Cuentan algunos testigos que la horrenda bruja, todavía montada en la carreta, vio como los bueyes se soltaron de su amarra y huyeron, dejando caído el yugo, que fue elevado por los aires junto a aquella carreta ya sin bueyes y junto al cadáver de Justo Arrieta, todavía dentro de la caja de madera, vagando desde entonces sin rumbo y apareciéndose bajo las noches de “aguacero torrencial”.


Desde entonces, en algunas noches de lluvia con rayería y fuertes truenos, cuando los vecinos escuchan un ruido extraño, como el lento avanzar de una carreta sin carga, los valientes que corren las cortinas de su casa, generalmente cuando las campanas replican a media noche, pueden escuchar a lo lejos como aumenta su lenta marcha, y hasta pueden divisar la carreta de la bruja pasando por las calles empedradas del pueblo; cuando de pronto, de un momento a otro, las ruedas de hierro callan su marcha, pues aquella carreta sin bueyes se eleva por los aires, guiada por la mismitica mano peluda del sisimique, que deja a su paso un nauseabundo olor azufrado, haciendo temblar hasta las piernas más jóvenes.


MORALEJA:

Ofender los valores tradicionales o religiosos de una comunidad, bien sea profiriendo palabras groseras y altaneras, mal-diciendo sus creencias o bien con actitudes contrarias y ofensivas a las buenas costumbres populares, no traerá ninguna bendición para el ofensor, sino todo lo contrario.
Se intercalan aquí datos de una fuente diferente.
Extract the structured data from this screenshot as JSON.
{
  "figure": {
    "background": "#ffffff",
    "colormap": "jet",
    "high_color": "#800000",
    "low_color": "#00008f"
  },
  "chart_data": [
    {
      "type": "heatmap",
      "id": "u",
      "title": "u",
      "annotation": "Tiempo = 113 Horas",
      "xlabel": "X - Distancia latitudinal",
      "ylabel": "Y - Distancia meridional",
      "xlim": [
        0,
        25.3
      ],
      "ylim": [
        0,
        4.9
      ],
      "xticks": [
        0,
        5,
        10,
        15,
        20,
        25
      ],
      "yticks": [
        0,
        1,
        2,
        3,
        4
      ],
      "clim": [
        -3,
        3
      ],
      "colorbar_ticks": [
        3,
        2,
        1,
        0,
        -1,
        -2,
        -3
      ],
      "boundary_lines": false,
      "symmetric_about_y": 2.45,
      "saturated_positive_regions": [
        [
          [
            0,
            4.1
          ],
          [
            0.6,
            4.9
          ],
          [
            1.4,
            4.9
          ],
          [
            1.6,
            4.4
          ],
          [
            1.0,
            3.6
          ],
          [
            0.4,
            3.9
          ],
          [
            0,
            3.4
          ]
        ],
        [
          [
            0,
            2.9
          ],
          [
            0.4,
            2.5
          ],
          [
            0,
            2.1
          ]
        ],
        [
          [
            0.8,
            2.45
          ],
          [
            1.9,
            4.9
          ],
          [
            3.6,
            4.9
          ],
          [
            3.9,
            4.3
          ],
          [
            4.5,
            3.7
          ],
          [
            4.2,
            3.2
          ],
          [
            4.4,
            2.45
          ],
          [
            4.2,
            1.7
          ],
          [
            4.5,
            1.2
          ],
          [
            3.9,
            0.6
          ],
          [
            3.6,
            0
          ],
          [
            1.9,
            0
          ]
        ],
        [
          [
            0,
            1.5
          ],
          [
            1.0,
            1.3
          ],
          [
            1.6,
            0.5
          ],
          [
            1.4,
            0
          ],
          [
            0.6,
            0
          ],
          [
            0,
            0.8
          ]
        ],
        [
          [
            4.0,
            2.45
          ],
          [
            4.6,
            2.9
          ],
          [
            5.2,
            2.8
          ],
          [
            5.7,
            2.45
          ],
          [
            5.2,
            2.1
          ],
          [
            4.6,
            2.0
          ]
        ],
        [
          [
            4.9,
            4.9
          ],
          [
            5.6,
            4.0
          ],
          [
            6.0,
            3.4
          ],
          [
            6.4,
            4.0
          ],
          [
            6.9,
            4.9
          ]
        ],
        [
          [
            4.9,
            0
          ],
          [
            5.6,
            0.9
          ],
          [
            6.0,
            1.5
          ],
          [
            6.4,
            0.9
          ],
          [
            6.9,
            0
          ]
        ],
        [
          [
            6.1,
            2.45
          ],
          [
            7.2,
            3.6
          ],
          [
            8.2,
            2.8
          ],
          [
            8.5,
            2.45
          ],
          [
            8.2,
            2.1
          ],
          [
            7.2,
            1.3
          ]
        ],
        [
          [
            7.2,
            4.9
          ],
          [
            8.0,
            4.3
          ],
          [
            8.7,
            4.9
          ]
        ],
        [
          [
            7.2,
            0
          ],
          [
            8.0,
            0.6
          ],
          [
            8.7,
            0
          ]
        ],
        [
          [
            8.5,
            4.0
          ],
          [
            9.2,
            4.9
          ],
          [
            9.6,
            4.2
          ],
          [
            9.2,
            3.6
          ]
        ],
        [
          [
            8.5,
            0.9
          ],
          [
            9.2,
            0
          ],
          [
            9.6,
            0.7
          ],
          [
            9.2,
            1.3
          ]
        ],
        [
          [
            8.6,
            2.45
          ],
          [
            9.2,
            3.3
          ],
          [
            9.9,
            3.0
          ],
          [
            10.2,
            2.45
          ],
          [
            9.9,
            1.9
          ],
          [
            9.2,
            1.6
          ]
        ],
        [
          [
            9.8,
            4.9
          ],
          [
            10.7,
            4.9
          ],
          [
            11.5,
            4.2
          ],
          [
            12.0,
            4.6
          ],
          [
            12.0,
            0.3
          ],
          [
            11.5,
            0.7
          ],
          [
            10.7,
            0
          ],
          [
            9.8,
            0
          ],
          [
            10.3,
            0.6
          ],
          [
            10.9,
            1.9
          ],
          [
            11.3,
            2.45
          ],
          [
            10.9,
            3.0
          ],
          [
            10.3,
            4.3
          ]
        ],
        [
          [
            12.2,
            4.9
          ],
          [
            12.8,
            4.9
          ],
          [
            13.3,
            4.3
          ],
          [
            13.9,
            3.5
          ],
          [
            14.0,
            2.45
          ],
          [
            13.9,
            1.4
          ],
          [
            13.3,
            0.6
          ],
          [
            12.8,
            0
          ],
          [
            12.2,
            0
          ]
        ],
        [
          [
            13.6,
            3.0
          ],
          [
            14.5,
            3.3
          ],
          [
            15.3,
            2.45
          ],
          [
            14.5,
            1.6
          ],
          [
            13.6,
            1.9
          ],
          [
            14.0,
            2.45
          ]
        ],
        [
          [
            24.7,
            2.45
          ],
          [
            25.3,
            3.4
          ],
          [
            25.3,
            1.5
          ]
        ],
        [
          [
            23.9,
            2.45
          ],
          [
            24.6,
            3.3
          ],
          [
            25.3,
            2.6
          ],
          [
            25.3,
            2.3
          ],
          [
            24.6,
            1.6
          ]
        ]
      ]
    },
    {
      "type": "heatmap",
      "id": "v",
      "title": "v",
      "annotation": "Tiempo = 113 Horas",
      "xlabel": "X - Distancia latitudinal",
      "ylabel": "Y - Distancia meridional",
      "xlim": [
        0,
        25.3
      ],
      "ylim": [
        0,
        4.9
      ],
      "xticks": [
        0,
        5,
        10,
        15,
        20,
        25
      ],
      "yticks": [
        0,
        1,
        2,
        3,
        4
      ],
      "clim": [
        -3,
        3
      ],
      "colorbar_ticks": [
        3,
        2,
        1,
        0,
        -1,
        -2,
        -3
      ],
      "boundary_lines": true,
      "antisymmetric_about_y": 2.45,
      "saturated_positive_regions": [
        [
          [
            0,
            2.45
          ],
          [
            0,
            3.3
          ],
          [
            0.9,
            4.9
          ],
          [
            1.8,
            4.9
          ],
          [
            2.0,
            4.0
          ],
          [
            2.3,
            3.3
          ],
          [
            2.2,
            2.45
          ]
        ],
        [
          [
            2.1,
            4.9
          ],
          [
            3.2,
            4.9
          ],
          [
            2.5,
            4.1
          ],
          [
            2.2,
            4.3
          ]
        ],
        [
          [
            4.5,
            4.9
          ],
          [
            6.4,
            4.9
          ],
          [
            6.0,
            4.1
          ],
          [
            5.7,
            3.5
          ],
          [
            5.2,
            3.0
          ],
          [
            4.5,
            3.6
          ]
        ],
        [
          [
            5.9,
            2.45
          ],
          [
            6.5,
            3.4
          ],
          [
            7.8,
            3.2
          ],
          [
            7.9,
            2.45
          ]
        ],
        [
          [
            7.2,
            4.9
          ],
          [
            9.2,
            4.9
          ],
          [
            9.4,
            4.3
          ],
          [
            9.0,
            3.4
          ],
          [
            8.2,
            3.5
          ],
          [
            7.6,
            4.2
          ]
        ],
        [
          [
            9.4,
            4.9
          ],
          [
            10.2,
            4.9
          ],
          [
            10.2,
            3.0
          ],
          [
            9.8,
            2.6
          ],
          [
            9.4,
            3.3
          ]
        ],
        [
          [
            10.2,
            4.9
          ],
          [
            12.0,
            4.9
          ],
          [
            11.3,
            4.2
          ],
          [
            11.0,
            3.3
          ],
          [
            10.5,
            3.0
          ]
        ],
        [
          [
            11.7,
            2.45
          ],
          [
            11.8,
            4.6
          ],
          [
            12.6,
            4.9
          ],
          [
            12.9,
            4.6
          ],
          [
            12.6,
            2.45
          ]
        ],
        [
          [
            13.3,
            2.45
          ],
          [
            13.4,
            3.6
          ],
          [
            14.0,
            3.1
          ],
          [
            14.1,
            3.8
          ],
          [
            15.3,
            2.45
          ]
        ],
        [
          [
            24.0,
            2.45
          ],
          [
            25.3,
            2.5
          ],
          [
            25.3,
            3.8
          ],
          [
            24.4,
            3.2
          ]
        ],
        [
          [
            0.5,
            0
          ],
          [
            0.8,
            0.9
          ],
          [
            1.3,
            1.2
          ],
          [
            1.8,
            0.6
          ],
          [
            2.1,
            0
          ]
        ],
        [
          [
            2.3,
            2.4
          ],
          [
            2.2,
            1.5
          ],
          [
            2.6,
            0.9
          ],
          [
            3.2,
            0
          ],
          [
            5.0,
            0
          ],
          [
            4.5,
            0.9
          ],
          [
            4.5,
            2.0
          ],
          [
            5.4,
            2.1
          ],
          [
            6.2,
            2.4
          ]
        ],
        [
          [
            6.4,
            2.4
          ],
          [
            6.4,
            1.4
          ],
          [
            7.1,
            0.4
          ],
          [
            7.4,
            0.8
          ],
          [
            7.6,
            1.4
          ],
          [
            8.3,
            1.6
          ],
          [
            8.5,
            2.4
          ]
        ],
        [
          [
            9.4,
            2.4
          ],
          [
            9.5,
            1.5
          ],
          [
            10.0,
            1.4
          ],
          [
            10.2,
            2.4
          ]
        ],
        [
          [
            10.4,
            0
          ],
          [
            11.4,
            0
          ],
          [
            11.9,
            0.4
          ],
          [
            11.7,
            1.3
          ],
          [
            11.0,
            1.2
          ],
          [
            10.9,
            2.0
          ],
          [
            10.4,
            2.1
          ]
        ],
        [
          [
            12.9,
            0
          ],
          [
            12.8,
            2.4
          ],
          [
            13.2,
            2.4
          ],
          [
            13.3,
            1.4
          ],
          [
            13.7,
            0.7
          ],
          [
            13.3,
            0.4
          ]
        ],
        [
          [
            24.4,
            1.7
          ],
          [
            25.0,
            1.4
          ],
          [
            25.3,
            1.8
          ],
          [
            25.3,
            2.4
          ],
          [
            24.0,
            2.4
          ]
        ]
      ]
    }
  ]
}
Nunca pretendamos que se puedan atraer más avispas con un barril de vinagre que con unas pocas gotas de miel. Las palabras sabias nunca van vestidas de orgullo y altanería, de ofensas ni de burlas, sino de llamadas de atención respetuosas, oportunas, sinceras y amables, capaces de despertar los corazones más secos con la serena lluvia del “agua buena”, alejando el miedo para siempre.